In my 20+ years in emergency rooms and icu's treating copd patients I have come across a handful that would hypoventilate with a higher than base line po2. Kenneth Kinsler RRT-RPFT-ACCS-NPS.

Kenneth Kinsler,  SUPERVISOR,  Spalding Regional HospitalJuly 27, 2015
Griffin, GA



It is interesting to see the polarity this topic creates. As someone who has seen the neurologic response to hyperoxia once in 21 years (working ICU, Acute Care, ED and community), and heard of two other cases I believe the biggest point is that which was only gently presented.
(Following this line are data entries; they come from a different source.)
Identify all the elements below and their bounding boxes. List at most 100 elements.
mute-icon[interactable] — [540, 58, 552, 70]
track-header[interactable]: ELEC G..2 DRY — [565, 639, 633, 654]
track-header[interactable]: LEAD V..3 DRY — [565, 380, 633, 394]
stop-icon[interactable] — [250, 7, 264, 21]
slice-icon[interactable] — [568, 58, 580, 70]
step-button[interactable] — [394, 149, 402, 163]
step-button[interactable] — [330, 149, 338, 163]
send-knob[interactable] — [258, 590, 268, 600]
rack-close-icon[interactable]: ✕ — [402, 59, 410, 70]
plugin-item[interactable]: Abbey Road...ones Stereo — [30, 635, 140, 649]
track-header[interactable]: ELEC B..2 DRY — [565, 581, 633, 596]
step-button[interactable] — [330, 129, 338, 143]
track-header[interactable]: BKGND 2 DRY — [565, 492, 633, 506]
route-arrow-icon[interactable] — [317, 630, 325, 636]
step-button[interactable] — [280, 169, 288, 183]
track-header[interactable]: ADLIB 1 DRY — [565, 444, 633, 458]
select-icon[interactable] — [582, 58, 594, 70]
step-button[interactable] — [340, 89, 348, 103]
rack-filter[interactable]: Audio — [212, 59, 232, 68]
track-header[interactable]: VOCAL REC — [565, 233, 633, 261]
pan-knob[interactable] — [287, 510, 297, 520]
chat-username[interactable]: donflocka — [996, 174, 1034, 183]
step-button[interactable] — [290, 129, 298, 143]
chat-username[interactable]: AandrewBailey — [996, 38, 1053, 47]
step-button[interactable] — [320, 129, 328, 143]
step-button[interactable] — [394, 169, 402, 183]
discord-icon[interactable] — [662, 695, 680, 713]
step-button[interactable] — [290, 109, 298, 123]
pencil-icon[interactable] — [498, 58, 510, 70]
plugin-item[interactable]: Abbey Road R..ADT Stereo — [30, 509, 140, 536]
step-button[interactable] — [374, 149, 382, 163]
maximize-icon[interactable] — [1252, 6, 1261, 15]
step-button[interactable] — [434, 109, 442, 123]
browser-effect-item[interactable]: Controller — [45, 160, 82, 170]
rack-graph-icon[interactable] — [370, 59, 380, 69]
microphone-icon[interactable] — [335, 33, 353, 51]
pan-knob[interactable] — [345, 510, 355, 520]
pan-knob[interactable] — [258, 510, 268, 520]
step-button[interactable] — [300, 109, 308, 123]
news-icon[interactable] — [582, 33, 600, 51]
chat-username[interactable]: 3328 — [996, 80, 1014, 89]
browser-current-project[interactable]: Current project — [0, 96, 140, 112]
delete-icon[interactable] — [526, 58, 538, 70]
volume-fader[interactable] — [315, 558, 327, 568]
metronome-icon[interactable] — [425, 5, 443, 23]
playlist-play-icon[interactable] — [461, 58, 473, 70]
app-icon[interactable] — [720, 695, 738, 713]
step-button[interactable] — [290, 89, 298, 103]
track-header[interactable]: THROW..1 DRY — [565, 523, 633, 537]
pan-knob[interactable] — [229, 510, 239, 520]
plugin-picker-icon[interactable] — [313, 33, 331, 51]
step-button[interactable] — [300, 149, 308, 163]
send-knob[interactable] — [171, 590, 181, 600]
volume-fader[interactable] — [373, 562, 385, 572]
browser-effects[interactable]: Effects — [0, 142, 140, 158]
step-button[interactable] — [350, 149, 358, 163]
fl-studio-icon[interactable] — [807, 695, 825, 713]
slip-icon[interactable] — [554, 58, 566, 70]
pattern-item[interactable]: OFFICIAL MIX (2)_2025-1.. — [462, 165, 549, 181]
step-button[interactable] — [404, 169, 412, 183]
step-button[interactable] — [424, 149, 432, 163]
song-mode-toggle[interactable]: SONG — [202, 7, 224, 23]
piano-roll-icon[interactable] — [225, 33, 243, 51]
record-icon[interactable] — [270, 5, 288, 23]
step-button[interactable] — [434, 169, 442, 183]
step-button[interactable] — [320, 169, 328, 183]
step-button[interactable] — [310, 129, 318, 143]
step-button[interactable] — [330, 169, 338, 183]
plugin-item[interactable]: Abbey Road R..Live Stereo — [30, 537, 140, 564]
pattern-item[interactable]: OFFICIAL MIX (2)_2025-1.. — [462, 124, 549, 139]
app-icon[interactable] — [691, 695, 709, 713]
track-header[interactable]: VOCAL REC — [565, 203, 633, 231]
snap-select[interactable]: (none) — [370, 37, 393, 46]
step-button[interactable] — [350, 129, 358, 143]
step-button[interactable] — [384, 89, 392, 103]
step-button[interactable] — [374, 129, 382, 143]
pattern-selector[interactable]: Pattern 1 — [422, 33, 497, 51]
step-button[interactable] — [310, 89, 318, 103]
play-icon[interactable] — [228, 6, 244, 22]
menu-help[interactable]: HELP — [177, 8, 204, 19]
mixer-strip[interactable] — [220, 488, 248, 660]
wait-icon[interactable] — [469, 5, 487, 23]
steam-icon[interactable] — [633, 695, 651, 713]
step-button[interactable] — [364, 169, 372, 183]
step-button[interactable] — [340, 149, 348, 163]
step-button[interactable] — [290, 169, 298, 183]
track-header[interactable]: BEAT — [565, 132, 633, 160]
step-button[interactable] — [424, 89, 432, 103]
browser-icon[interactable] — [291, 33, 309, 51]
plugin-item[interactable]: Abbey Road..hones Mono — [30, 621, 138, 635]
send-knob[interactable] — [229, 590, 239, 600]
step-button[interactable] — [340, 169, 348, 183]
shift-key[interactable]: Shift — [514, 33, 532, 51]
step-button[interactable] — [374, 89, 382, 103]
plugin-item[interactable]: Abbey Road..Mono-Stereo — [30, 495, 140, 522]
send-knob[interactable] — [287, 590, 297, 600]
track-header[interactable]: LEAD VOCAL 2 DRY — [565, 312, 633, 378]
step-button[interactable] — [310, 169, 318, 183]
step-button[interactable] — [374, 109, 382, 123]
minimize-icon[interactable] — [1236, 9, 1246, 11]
Oxygen is treated as a drug. It needs to be applied thoughtfully and response to therapy monitored. It is no different in that way to an opioid- we would never throw an unknown quantity of morphine at a patient without monitoring its response. We need to be aware to do the same with O2. Arguing the amount is often a moot point at the bedside- you treat the patient in front of you, monitoring all therapy given (and knowing in AECOPD that it wouldn't be just O2) and adjusting therapies as needed and indicated. We would not hold back morphine from someone with an acute trauma who needed it- we should not hold O2 back from someone who is hypoxemic.